Langkah reformasi telah mengubah sistem pemerintahan era
sebelumya dengan dilahirkannya UU Nomor 22 Tahun 1999 tentang Pemerintahan
Daerah ini.
Euforia politik sebagai hasil pemilu tahun 1999 telah
memberikan kerangka dasar dalam penyelenggaraan sistem pemerintahan di tingkat
pusat dan daerah, yang lebih banyak dipengaruhi kekuatan politik dalam
penyelenggaraannya. Beberapa indikator yang mewarnai penyelenggaraan sistem
pemerintahan di era ini antara lain:
§
Kekuasaan
Legislatif lebih besar dibanding kekuasaan eksekutif
§
Pemerintahan
dikendalikan oleh kekuasaan politik
§
Pertanggungjawaban
kepala daerah kepada lembaga legislatif
§
Kepala
daerah dapat diberhentikan oleh DPRD
§
Wewenang
DPRD menetapkan belanja DPRD
§
Menjamurnya
pemekaran daerah kabupaten / kota.
b)
Undang-undang Nomor 32 Tahun 2004
Kelahiran undang-undang ini dilatarbelakangi dengan
adanya perkembangan keadaan, ketatanegaraan, dan tuntutan otonomi daerah. Menurut
Undang-undang Nomor 32 Tahun 2004 ini, dalam penyelenggaraan otonomi
menggunakan format otonomi seluas-luasnya.
Artinya, azas ini diberlakukan oleh pemerintah seperti pada era sebelum
UU Nomor 5 Tahun 1974. Alasan
pertimbangan ini didasarkan suatu asumsi bahwa hal-hal mengenai urusan
pemerintahan yang dapat dilaksanakan oleh daerah itu sendiri, sangat tepat
diberikan kebijakan otonomi sehingga setiap daerah mampu dan mandiri untuk
memberikan pelayanan demi meningkatkan kesejahteraan rakyat di daerah.
Kontrol pusat atas daerah dilakukan dengan mekanisme
pengawasan yang menunjukkan formulasi cukup ketat dengan mekanisme pengawasan
preventif, represif, dan pengawasan umum.

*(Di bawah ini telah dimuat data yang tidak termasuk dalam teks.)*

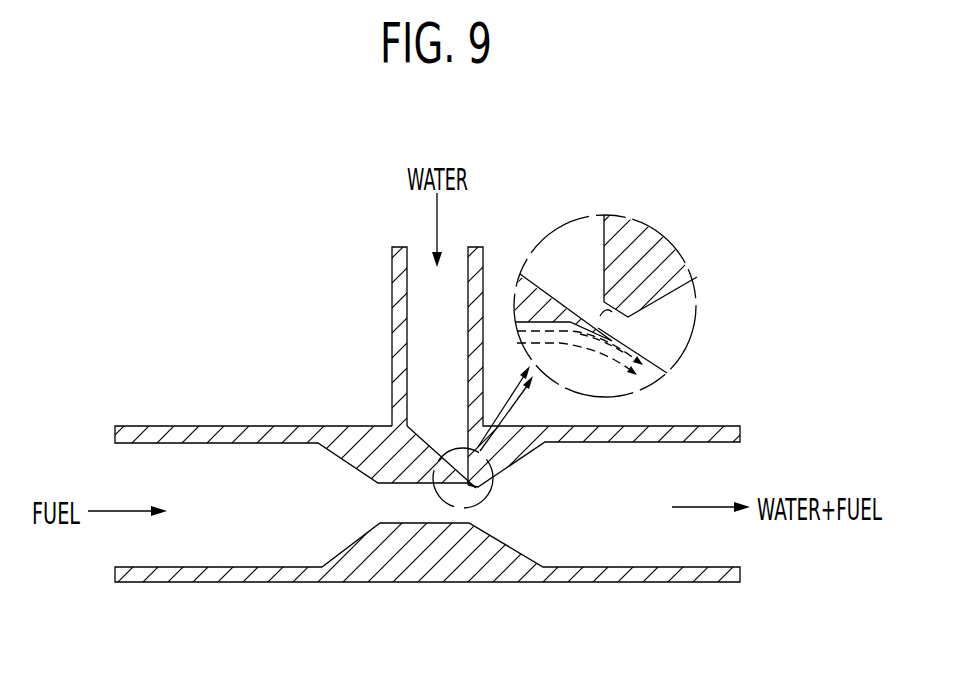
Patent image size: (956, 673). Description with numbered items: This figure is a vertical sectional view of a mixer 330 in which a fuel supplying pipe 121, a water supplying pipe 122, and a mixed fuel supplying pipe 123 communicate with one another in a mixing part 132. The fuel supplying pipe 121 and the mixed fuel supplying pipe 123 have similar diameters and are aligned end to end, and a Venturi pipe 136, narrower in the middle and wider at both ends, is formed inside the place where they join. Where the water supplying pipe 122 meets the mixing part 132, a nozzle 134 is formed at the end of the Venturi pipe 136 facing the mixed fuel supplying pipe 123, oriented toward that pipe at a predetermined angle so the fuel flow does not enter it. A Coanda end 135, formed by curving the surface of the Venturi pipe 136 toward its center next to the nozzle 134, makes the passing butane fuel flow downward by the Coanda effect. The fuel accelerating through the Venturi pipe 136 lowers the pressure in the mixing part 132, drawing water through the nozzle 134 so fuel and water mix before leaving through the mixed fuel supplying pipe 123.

The fuel supplying pipe 121 is at (228, 434).
The water supplying pipe 122 is at (397, 301).
The mixed fuel supplying pipe 123 is at (740, 426).
The mixing part 132 is at (529, 519).
The nozzle 134 is at (612, 312).
The Coanda end 135 is at (667, 373).
The Venturi pipe 136 is at (443, 523).
The mixer 330 is at (625, 270).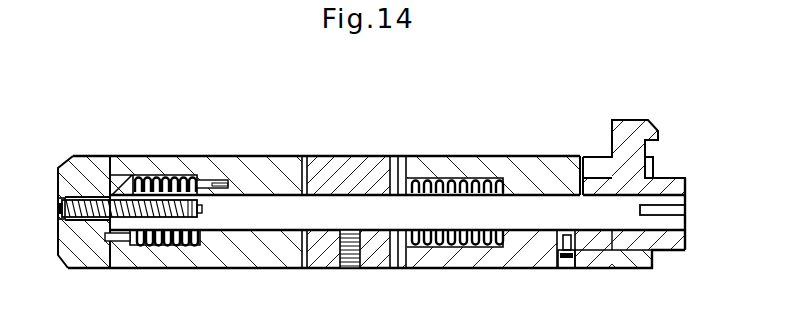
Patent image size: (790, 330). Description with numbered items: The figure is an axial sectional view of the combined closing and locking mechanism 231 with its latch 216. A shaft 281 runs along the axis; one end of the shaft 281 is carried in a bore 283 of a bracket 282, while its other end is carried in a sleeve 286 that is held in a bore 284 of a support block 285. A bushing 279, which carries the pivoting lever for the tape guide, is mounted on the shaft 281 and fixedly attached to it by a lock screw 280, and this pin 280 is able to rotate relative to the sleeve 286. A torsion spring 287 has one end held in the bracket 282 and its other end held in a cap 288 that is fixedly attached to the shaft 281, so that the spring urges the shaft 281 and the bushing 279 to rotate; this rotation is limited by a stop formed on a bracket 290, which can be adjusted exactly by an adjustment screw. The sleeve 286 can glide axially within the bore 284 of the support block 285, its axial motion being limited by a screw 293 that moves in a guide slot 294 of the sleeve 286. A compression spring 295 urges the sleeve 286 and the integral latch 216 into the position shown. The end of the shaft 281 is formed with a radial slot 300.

The latch 216 is at (626, 133).
The combined closing and locking mechanism 231 is at (677, 245).
The bushing 279 is at (350, 167).
The lock screw 280 is at (352, 250).
The shaft 281 is at (280, 205).
The bracket 282 is at (245, 176).
The bore 283 is at (235, 228).
The bore 284 is at (499, 262).
The support block 285 is at (493, 165).
The sleeve 286 is at (633, 240).
The torsion spring 287 is at (165, 235).
The cap 288 is at (72, 252).
The bracket 290 is at (400, 250).
The screw 293 is at (563, 260).
The guide slot 294 is at (594, 240).
The compression spring 295 is at (437, 183).
The radial slot 300 is at (673, 214).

Proses pemilihan kepala/wakil kepala daerah menurut UU Nomor 32 Tahun
2004 tidak lagi menjadi wewenang DPRD, melainkan dilaksanakan dengan pemilihan
langsung yang diselenggarakan oleh lembaga Komisi Pemilihan Umum daerah
(KPUD). Hal ini amat berbeda dengan UU
Nomor 22 Tahun 1999 bahwa DPRD merupakan wahana untuk melaksanakan demokrasi
berdasarkan Pancasila dan kedudukannya sejajar (mitra) dari pemerintah daerah,
namun dalam praktek sering kali terjadi penafsiran berbeda.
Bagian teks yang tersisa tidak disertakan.